07º dia – VIGO a PONTEVEDRA – 36 quilômetros 

07º dia – VIGO a PONTEVEDRA – 36 quilômetros

Os sonhos antecedem as conquistas.

Seria uma longa jornada, dessa forma, deixei o local de pernoite às 6 h, quando a cidade, praticamente, ainda dormia.

Sem maiores dificuldades, acessei a rua Urzáiz, artéria principal de Vigo, que todos os seus filhos conhecem, e segui por ela, sempre em frente, sem medo de errar e sob o conforto da iluminação urbana.

Oito quilômetros percorridos em bom ritmo, por uma ponte metálica, eu passei sobre a Autovia Nacional e, logo depois, iniciou-se um brusco e ríspido ascenso, sobre o leito de uma rodovia vicinal asfaltada, que fui vencendo parcimoniosamente.

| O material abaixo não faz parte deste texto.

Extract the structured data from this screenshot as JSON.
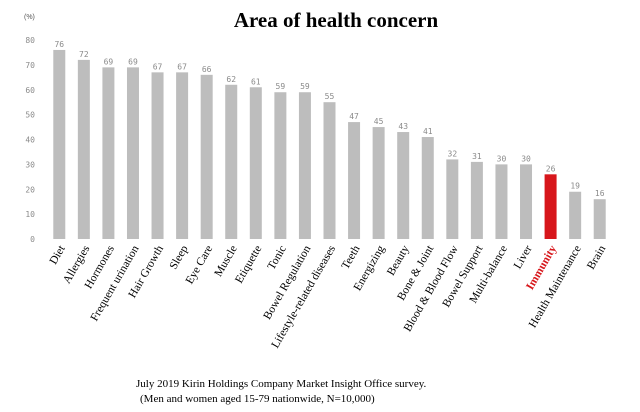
{
  "chart_data": {
    "type": "bar",
    "title": "Area of health concern",
    "unit_label": "(%)",
    "ylim": [
      0,
      80
    ],
    "yticks": [
      "0",
      "10",
      "20",
      "30",
      "40",
      "50",
      "60",
      "70",
      "80"
    ],
    "grid": false,
    "categories": [
      "Diet",
      "Allergies",
      "Hormones",
      "Frequent urination",
      "Hair Growth",
      "Sleep",
      "Eye Care",
      "Muscle",
      "Etiquette",
      "Tonic",
      "Bowel Regulation",
      "Lifestyle-related diseases",
      "Teeth",
      "Energizing",
      "Beauty",
      "Bone & Joint",
      "Blood & Blood Flow",
      "Bowel Support",
      "Multi-balance",
      "Liver",
      "Immunity",
      "Health Maintenance",
      "Brain"
    ],
    "values": [
      76,
      72,
      69,
      69,
      67,
      67,
      66,
      62,
      61,
      59,
      59,
      55,
      47,
      45,
      43,
      41,
      32,
      31,
      30,
      30,
      26,
      19,
      16
    ],
    "highlight_category": "Immunity",
    "colors": {
      "bar": "#bdbdbd",
      "highlight": "#d7161b",
      "value_label": "#8a8a8a",
      "axis_label": "#000000"
    }
  },
  "source_note": {
    "line1": "July 2019 Kirin Holdings Company Market Insight Office survey.",
    "line2": "(Men and women aged 15-79 nationwide, N=10,000)"
  }
}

Superados mais 1.000 m, em franco aclive, já no topo do morro, obedecendo a sinalização, eu girei à esquerda e adentrei em uma larga estrada de terra.

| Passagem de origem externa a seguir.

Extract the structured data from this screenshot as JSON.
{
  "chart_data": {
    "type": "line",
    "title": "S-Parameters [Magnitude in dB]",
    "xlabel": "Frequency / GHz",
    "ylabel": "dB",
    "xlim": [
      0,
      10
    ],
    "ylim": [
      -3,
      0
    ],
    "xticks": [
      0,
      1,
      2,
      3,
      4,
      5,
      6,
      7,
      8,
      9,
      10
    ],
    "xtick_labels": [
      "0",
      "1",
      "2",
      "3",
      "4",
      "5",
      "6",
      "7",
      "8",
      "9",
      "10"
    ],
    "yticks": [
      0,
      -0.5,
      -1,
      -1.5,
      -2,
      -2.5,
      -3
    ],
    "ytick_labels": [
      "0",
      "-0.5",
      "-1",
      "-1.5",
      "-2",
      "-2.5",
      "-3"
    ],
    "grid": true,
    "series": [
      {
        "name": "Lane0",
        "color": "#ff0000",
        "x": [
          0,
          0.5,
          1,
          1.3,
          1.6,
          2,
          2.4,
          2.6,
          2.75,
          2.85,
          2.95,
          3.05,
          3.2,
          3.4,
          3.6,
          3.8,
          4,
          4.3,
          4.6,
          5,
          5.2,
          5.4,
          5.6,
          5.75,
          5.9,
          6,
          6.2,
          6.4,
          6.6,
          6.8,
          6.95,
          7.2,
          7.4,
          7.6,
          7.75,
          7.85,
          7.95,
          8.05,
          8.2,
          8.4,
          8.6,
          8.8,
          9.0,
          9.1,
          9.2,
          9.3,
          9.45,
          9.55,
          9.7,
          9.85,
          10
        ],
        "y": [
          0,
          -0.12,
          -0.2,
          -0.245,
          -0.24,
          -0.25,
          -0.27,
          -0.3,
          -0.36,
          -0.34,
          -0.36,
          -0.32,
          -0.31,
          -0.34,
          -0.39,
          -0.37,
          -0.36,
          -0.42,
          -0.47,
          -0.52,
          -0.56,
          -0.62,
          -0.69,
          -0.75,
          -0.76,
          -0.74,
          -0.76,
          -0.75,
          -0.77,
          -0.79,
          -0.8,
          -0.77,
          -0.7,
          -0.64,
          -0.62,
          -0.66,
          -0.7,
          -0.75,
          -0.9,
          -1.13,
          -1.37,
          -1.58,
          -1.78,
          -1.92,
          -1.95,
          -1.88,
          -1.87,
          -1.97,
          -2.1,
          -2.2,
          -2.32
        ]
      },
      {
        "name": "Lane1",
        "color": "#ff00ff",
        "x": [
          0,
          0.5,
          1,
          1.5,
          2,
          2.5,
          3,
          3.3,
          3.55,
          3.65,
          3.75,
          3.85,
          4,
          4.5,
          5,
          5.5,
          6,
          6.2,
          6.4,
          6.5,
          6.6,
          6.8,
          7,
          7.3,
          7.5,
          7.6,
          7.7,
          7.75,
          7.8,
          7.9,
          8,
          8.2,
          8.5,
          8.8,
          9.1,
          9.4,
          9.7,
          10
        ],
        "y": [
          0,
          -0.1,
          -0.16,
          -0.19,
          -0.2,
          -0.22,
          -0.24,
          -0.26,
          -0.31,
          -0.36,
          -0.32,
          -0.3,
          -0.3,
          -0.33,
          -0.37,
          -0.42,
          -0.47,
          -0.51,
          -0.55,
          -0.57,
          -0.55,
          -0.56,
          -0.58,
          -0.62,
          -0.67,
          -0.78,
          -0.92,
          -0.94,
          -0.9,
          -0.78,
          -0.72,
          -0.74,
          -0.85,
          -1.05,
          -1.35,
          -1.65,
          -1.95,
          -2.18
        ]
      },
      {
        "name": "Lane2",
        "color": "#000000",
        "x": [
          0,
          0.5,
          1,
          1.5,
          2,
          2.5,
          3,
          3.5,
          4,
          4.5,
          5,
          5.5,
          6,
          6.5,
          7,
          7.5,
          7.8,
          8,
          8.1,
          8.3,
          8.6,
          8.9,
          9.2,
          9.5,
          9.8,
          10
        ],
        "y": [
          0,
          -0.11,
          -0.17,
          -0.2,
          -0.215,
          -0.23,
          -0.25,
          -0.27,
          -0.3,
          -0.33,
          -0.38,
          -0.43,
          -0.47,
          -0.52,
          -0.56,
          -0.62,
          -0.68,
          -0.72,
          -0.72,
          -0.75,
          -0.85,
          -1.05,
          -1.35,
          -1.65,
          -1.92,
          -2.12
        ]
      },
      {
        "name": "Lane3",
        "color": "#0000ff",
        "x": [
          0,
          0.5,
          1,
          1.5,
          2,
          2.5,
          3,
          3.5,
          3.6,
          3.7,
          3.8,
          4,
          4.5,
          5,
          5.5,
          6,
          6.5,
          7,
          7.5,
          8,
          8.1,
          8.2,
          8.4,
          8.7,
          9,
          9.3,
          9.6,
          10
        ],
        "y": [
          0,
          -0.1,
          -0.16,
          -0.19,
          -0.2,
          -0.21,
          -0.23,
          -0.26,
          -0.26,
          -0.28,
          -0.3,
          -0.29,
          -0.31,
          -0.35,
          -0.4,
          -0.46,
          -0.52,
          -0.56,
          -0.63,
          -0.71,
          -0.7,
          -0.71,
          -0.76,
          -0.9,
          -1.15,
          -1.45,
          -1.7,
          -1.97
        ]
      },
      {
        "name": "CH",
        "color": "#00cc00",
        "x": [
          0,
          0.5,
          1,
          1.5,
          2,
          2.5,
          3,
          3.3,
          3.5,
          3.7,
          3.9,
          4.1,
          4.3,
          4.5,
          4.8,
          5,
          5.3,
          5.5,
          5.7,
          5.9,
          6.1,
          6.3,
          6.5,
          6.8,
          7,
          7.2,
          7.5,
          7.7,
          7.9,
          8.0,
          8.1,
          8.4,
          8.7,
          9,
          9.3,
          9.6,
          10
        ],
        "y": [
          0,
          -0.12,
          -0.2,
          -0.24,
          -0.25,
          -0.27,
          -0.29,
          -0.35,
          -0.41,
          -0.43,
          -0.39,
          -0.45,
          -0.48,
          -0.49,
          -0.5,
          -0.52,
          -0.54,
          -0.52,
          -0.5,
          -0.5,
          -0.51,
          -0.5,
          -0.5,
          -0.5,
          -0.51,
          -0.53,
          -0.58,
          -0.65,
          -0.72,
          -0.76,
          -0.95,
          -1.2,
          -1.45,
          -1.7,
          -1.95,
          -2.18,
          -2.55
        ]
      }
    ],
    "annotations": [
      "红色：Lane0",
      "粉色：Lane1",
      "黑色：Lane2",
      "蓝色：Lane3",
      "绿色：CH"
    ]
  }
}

A partir daí, o percurso ficou interessante, ermo e silencioso, embora o dia ainda não tivesse clareado, algo que estava ocorrendo ao redor da 9 horas.

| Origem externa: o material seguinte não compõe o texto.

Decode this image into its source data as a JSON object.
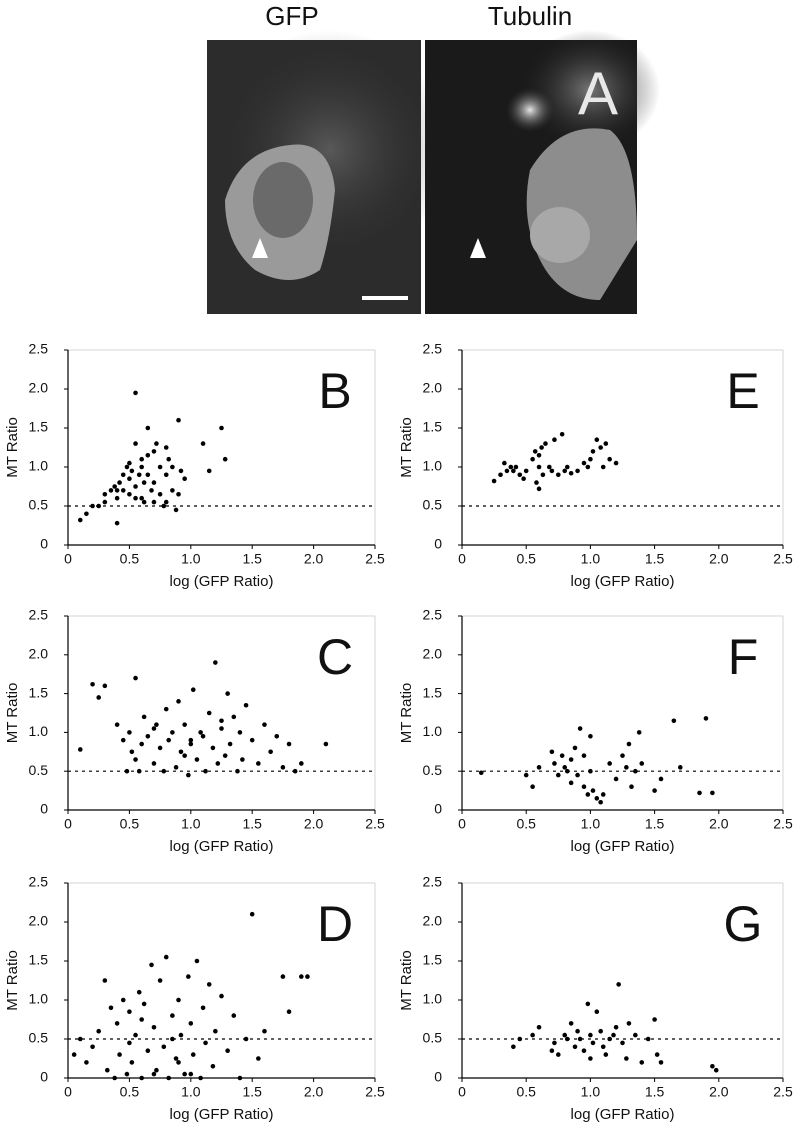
{
  "panel_a": {
    "labels": [
      "GFP",
      "Tubulin"
    ],
    "panel_label": "A"
  },
  "chart_data": [
    {
      "type": "scatter",
      "panel_label": "B",
      "x_label": "log (GFP Ratio)",
      "y_label": "MT Ratio",
      "xlim": [
        0,
        2.5
      ],
      "ylim": [
        0,
        2.5
      ],
      "xticks": [
        0,
        0.5,
        {
          "value": 1,
          "label": "1.0"
        },
        1.5,
        {
          "value": 2,
          "label": "2.0"
        },
        2.5
      ],
      "yticks": [
        0,
        0.5,
        {
          "value": 1,
          "label": "1.0"
        },
        1.5,
        {
          "value": 2,
          "label": "2.0"
        },
        2.5
      ],
      "reference_line": 0.5,
      "color": "#000000",
      "x": [
        0.1,
        0.15,
        0.2,
        0.25,
        0.3,
        0.3,
        0.35,
        0.38,
        0.4,
        0.4,
        0.42,
        0.45,
        0.45,
        0.48,
        0.5,
        0.5,
        0.5,
        0.52,
        0.55,
        0.55,
        0.55,
        0.58,
        0.6,
        0.6,
        0.6,
        0.62,
        0.62,
        0.65,
        0.65,
        0.68,
        0.7,
        0.7,
        0.7,
        0.72,
        0.75,
        0.75,
        0.78,
        0.8,
        0.8,
        0.8,
        0.82,
        0.85,
        0.85,
        0.88,
        0.9,
        0.9,
        0.92,
        0.95,
        1.1,
        1.15,
        1.25,
        1.28,
        0.55,
        0.65,
        0.4
      ],
      "values": [
        0.32,
        0.4,
        0.5,
        0.5,
        0.55,
        0.65,
        0.7,
        0.75,
        0.6,
        0.28,
        0.8,
        0.9,
        0.7,
        1.0,
        0.65,
        0.85,
        1.05,
        0.95,
        1.95,
        0.75,
        0.6,
        0.9,
        1.0,
        1.1,
        0.6,
        0.55,
        0.8,
        1.5,
        0.9,
        0.7,
        1.2,
        0.55,
        0.8,
        1.3,
        0.65,
        1.0,
        0.5,
        1.25,
        0.9,
        0.55,
        1.1,
        0.7,
        1.0,
        0.45,
        0.65,
        1.6,
        0.95,
        0.85,
        1.3,
        0.95,
        1.5,
        1.1,
        1.3,
        1.15,
        0.7
      ]
    },
    {
      "type": "scatter",
      "panel_label": "C",
      "x_label": "log (GFP Ratio)",
      "y_label": "MT Ratio",
      "xlim": [
        0,
        2.5
      ],
      "ylim": [
        0,
        2.5
      ],
      "xticks": [
        0,
        0.5,
        {
          "value": 1,
          "label": "1.0"
        },
        1.5,
        {
          "value": 2,
          "label": "2.0"
        },
        2.5
      ],
      "yticks": [
        0,
        0.5,
        {
          "value": 1,
          "label": "1.0"
        },
        1.5,
        {
          "value": 2,
          "label": "2.0"
        },
        2.5
      ],
      "reference_line": 0.5,
      "color": "#000000",
      "x": [
        0.1,
        0.2,
        0.25,
        0.3,
        0.4,
        0.45,
        0.48,
        0.5,
        0.52,
        0.55,
        0.58,
        0.6,
        0.62,
        0.65,
        0.7,
        0.72,
        0.75,
        0.78,
        0.8,
        0.82,
        0.85,
        0.88,
        0.9,
        0.92,
        0.95,
        0.98,
        1.0,
        1.02,
        1.05,
        1.08,
        1.1,
        1.12,
        1.15,
        1.18,
        1.2,
        1.22,
        1.25,
        1.28,
        1.3,
        1.32,
        1.35,
        1.38,
        1.4,
        1.42,
        1.45,
        1.5,
        1.55,
        1.6,
        1.65,
        1.7,
        1.75,
        1.8,
        1.85,
        1.9,
        2.1,
        0.55,
        0.95,
        1.25,
        0.7,
        1.0
      ],
      "values": [
        0.78,
        1.62,
        1.45,
        1.6,
        1.1,
        0.9,
        0.5,
        1.0,
        0.75,
        1.7,
        0.5,
        0.85,
        1.2,
        0.95,
        0.6,
        1.1,
        0.8,
        0.5,
        1.3,
        0.9,
        1.0,
        0.55,
        1.4,
        0.75,
        1.1,
        0.45,
        0.85,
        1.55,
        0.65,
        1.0,
        0.95,
        0.5,
        1.25,
        0.8,
        1.9,
        0.6,
        1.05,
        0.7,
        1.5,
        0.85,
        1.2,
        0.5,
        1.0,
        0.65,
        1.35,
        0.9,
        0.6,
        1.1,
        0.75,
        0.95,
        0.55,
        0.85,
        0.5,
        0.6,
        0.85,
        0.65,
        0.7,
        1.15,
        1.05,
        0.9
      ]
    },
    {
      "type": "scatter",
      "panel_label": "D",
      "x_label": "log (GFP Ratio)",
      "y_label": "MT Ratio",
      "xlim": [
        0,
        2.5
      ],
      "ylim": [
        0,
        2.5
      ],
      "xticks": [
        0,
        0.5,
        {
          "value": 1,
          "label": "1.0"
        },
        1.5,
        {
          "value": 2,
          "label": "2.0"
        },
        2.5
      ],
      "yticks": [
        0,
        0.5,
        {
          "value": 1,
          "label": "1.0"
        },
        1.5,
        {
          "value": 2,
          "label": "2.0"
        },
        2.5
      ],
      "reference_line": 0.5,
      "color": "#000000",
      "x": [
        0.05,
        0.1,
        0.15,
        0.2,
        0.25,
        0.3,
        0.32,
        0.35,
        0.38,
        0.4,
        0.42,
        0.45,
        0.48,
        0.5,
        0.52,
        0.55,
        0.58,
        0.6,
        0.62,
        0.65,
        0.68,
        0.7,
        0.72,
        0.75,
        0.78,
        0.8,
        0.82,
        0.85,
        0.88,
        0.9,
        0.92,
        0.95,
        0.98,
        1.0,
        1.02,
        1.05,
        1.08,
        1.1,
        1.12,
        1.15,
        1.18,
        1.2,
        1.25,
        1.3,
        1.35,
        1.4,
        1.45,
        1.5,
        1.55,
        1.6,
        1.75,
        1.8,
        1.9,
        1.95,
        0.5,
        0.7,
        0.9,
        1.0,
        0.6,
        0.85
      ],
      "values": [
        0.3,
        0.5,
        0.2,
        0.4,
        0.6,
        1.25,
        0.1,
        0.9,
        0.0,
        0.7,
        0.3,
        1.0,
        0.05,
        0.85,
        0.2,
        0.55,
        1.1,
        0.0,
        0.95,
        0.35,
        1.45,
        0.65,
        0.1,
        1.25,
        0.4,
        1.55,
        0.0,
        0.8,
        0.25,
        1.0,
        0.55,
        0.05,
        1.3,
        0.7,
        0.3,
        1.5,
        0.0,
        0.9,
        0.45,
        1.2,
        0.15,
        0.6,
        1.05,
        0.35,
        0.8,
        0.0,
        0.5,
        2.1,
        0.25,
        0.6,
        1.3,
        0.85,
        1.3,
        1.3,
        0.45,
        0.05,
        0.2,
        0.05,
        0.75,
        0.5
      ]
    },
    {
      "type": "scatter",
      "panel_label": "E",
      "x_label": "log (GFP Ratio)",
      "y_label": "MT Ratio",
      "xlim": [
        0,
        2.5
      ],
      "ylim": [
        0,
        2.5
      ],
      "xticks": [
        0,
        0.5,
        {
          "value": 1,
          "label": "1.0"
        },
        1.5,
        {
          "value": 2,
          "label": "2.0"
        },
        2.5
      ],
      "yticks": [
        0,
        0.5,
        {
          "value": 1,
          "label": "1.0"
        },
        1.5,
        {
          "value": 2,
          "label": "2.0"
        },
        2.5
      ],
      "reference_line": 0.5,
      "color": "#000000",
      "x": [
        0.25,
        0.3,
        0.33,
        0.35,
        0.38,
        0.4,
        0.42,
        0.45,
        0.48,
        0.5,
        0.55,
        0.57,
        0.58,
        0.6,
        0.6,
        0.62,
        0.63,
        0.65,
        0.68,
        0.7,
        0.72,
        0.75,
        0.78,
        0.8,
        0.82,
        0.85,
        0.9,
        0.95,
        0.98,
        1.0,
        1.02,
        1.05,
        1.08,
        1.1,
        1.12,
        1.15,
        1.2,
        0.6
      ],
      "values": [
        0.82,
        0.9,
        1.05,
        0.95,
        1.0,
        0.95,
        1.0,
        0.9,
        0.85,
        0.95,
        1.1,
        1.2,
        0.8,
        0.72,
        1.0,
        1.25,
        0.9,
        1.3,
        1.0,
        0.95,
        1.35,
        0.9,
        1.42,
        0.95,
        1.0,
        0.92,
        0.95,
        1.05,
        1.0,
        1.1,
        1.2,
        1.35,
        1.25,
        1.0,
        1.3,
        1.1,
        1.05,
        1.15
      ]
    },
    {
      "type": "scatter",
      "panel_label": "F",
      "x_label": "log (GFP Ratio)",
      "y_label": "MT Ratio",
      "xlim": [
        0,
        2.5
      ],
      "ylim": [
        0,
        2.5
      ],
      "xticks": [
        0,
        0.5,
        {
          "value": 1,
          "label": "1.0"
        },
        1.5,
        {
          "value": 2,
          "label": "2.0"
        },
        2.5
      ],
      "yticks": [
        0,
        0.5,
        {
          "value": 1,
          "label": "1.0"
        },
        1.5,
        {
          "value": 2,
          "label": "2.0"
        },
        2.5
      ],
      "reference_line": 0.5,
      "color": "#000000",
      "x": [
        0.15,
        0.5,
        0.55,
        0.6,
        0.7,
        0.72,
        0.75,
        0.78,
        0.8,
        0.82,
        0.85,
        0.85,
        0.88,
        0.9,
        0.92,
        0.95,
        0.95,
        0.98,
        1.0,
        1.0,
        1.02,
        1.05,
        1.08,
        1.1,
        1.15,
        1.2,
        1.25,
        1.28,
        1.3,
        1.32,
        1.35,
        1.38,
        1.4,
        1.5,
        1.55,
        1.65,
        1.7,
        1.85,
        1.9,
        1.95
      ],
      "values": [
        0.48,
        0.45,
        0.3,
        0.55,
        0.75,
        0.6,
        0.45,
        0.7,
        0.55,
        0.5,
        0.65,
        0.35,
        0.8,
        0.45,
        1.05,
        0.7,
        0.3,
        0.2,
        0.95,
        0.5,
        0.25,
        0.15,
        0.1,
        0.2,
        0.6,
        0.4,
        0.7,
        0.55,
        0.85,
        0.3,
        0.5,
        1.0,
        0.6,
        0.25,
        0.4,
        1.15,
        0.55,
        0.22,
        1.18,
        0.22
      ]
    },
    {
      "type": "scatter",
      "panel_label": "G",
      "x_label": "log (GFP Ratio)",
      "y_label": "MT Ratio",
      "xlim": [
        0,
        2.5
      ],
      "ylim": [
        0,
        2.5
      ],
      "xticks": [
        0,
        0.5,
        {
          "value": 1,
          "label": "1.0"
        },
        1.5,
        {
          "value": 2,
          "label": "2.0"
        },
        2.5
      ],
      "yticks": [
        0,
        0.5,
        {
          "value": 1,
          "label": "1.0"
        },
        1.5,
        {
          "value": 2,
          "label": "2.0"
        },
        2.5
      ],
      "reference_line": 0.5,
      "color": "#000000",
      "x": [
        0.4,
        0.45,
        0.55,
        0.6,
        0.7,
        0.72,
        0.75,
        0.8,
        0.82,
        0.85,
        0.88,
        0.9,
        0.92,
        0.95,
        0.98,
        1.0,
        1.0,
        1.02,
        1.05,
        1.08,
        1.1,
        1.12,
        1.15,
        1.18,
        1.2,
        1.22,
        1.25,
        1.28,
        1.3,
        1.35,
        1.4,
        1.45,
        1.5,
        1.52,
        1.55,
        1.95,
        1.98
      ],
      "values": [
        0.4,
        0.5,
        0.55,
        0.65,
        0.35,
        0.45,
        0.3,
        0.55,
        0.5,
        0.7,
        0.4,
        0.6,
        0.5,
        0.35,
        0.95,
        0.55,
        0.25,
        0.45,
        0.85,
        0.6,
        0.4,
        0.3,
        0.5,
        0.55,
        0.65,
        1.2,
        0.45,
        0.25,
        0.7,
        0.55,
        0.2,
        0.5,
        0.75,
        0.3,
        0.2,
        0.15,
        0.1
      ]
    }
  ]
}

Nesse trecho, transitei entre frondosos bosques de pinheiros, de onde, em locais de alguma abertura, eu detinha ampla visão da “ría de Vigo”, que se encontrava feericamente iluminada.

Mais 4 quilômetros percorridos, por uma estrada larga e plana, principiei a descender, no início, de forma tranquila, mais adiante, desabaladamente.

No final dessa violenta declivência, percorridos 16 quilômetros, transitei pelo centro de Redondela, uma cidade de porte razoável, onde o Caminho Português da Costa se funde com o Caminho Português Central.

Esta urbe também é conhecida como a “Cidade dos Viadutos”, por conta das inúmeras pontes de ferro existentes para o trânsito dos trens, que a cortam sobre vias aéreas.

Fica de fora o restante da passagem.